The unfinished American Indian Cultural Center and Museum has become a proxy in a political fight about Oklahoma City's water policy.

carletaorg / flickr

American Indian Museum a Proxy in Political Fight over OKC Water Policy

  • Logan Layden
  • Joe Wertz

carletaorg / flickr

The unfinished American Indian Cultural Center and Museum has become a proxy in a political fight about Oklahoma City's water policy.

Balancing the state’s water needs isn’t just about permits and pipelines. It’s political. And Oklahoma City is a case study in how local water policy can have unintended consequences at the state capitol.

The city, state and tribes are wrestling over the $80 million needed to complete the American Indian Cultural Center and Museum, a $150 million project that has been derailed by cost overruns and funding issues. OKC has offered to put up $9 million, but more is needed from the state legislature.

Support for additional funding is on “razor-thin” margins at the Capitol, the Journal Record‘s M. Scott Carter reports. And the vote could come down to a few rural lawmakers who aren’t happy with OKC’s “heavy-handed” water policy — “specifically in southeastern and western Oklahoma:”

“I’ve heard several rural legislators say: ‘Why should we help Oklahoma City with their economic development efforts when they aren’t willing to help us with ours?’”, said state Sen. Kyle Loveless, R-Oklahoma City. “That’s the problem we’re trying hard to address.”

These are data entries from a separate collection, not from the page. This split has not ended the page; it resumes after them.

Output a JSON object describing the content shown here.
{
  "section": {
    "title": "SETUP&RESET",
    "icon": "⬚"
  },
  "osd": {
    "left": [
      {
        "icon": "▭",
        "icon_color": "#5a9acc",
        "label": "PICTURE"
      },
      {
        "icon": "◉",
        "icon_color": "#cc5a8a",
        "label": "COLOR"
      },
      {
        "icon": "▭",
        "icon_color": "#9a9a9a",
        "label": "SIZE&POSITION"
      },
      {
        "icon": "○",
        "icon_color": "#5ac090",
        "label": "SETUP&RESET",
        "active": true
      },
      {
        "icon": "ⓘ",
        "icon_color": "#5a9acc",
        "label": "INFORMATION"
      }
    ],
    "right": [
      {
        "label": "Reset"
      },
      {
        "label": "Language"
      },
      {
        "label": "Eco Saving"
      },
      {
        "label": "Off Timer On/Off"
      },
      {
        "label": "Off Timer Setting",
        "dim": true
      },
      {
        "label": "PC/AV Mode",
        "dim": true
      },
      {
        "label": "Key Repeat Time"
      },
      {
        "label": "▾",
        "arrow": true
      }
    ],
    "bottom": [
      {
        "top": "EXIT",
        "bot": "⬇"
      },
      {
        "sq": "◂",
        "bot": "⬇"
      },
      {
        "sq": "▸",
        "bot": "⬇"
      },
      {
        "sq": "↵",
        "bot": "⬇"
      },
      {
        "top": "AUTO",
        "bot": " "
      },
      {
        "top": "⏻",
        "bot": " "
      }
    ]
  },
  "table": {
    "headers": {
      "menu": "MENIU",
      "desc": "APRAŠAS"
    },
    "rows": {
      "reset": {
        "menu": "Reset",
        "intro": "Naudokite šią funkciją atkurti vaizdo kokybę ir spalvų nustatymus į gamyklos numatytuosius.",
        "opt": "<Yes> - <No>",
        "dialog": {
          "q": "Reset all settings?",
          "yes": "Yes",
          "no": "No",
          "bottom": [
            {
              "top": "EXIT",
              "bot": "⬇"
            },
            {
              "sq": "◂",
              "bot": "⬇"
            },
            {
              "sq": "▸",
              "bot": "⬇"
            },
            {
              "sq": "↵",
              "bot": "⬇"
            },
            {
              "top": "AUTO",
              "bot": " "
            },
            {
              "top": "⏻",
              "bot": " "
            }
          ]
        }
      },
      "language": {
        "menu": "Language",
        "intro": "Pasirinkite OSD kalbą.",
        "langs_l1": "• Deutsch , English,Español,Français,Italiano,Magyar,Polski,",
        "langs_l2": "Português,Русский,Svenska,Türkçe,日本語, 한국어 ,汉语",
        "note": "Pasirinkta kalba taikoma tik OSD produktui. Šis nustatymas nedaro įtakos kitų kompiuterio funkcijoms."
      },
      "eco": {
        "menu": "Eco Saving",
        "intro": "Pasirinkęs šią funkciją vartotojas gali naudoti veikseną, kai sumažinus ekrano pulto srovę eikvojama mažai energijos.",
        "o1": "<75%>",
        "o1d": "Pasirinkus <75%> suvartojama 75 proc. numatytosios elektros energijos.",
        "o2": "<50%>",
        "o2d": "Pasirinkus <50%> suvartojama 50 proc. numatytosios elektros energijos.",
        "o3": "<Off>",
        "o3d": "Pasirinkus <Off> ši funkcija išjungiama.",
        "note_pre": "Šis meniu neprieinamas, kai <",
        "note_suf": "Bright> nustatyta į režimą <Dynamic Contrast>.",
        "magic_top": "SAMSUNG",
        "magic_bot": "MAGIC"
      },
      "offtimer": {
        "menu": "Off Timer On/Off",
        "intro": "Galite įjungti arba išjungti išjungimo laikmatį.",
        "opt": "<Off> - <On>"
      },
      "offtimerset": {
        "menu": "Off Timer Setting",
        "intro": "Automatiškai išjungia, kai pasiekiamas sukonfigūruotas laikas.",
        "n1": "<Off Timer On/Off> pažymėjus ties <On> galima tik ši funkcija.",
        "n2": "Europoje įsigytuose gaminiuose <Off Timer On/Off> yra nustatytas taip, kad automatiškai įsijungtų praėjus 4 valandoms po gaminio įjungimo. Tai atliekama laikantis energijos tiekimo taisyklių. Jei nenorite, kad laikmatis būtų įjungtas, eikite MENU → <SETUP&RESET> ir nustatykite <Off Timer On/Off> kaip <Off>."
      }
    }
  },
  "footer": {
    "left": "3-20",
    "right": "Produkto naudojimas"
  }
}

OKC has been pumping water out of Lake Canton in northeast Oklahoma since January, as the recent drought became more and more critical. That riled lawmakers in the area around the lake, a popular tourist attraction they see as vital to the local economy.

At the time city officials announced their plans, Marlatt and other lawmakers issued a media statement asking city officials to delay drawing the effort until later in the spring because they feared the draw on Canton Lake would devastate the lake and the businesses surrounding it.

“What we feared would happened, happened,” Marlatt said. “We understand they owned the rights to the water, but we were just asking them to delay the release until after we saw what type of spring rains we would get.”

Oklahoma City, he said, went ahead and tapped the lake.

OKC was well within its rights to do what it did, but meeting its water needs at the expense of Canton’s economy is having a ripple effect, and scares lawmakers in southeast Oklahoma. The city has been seeking the right to pipe water from Sardis Lake for years. Mayor Mick Cornett will try to smooth things over.

Oklahoma City Mayor Mick Cornett said he has a meeting planned with several rural legislators on Wednesday. Cornett said he wanted to hear the lawmakers’ concerns.

“I’m just going to listen,” he said. “If they have questions about our water policy, we’re willing to talk to them.”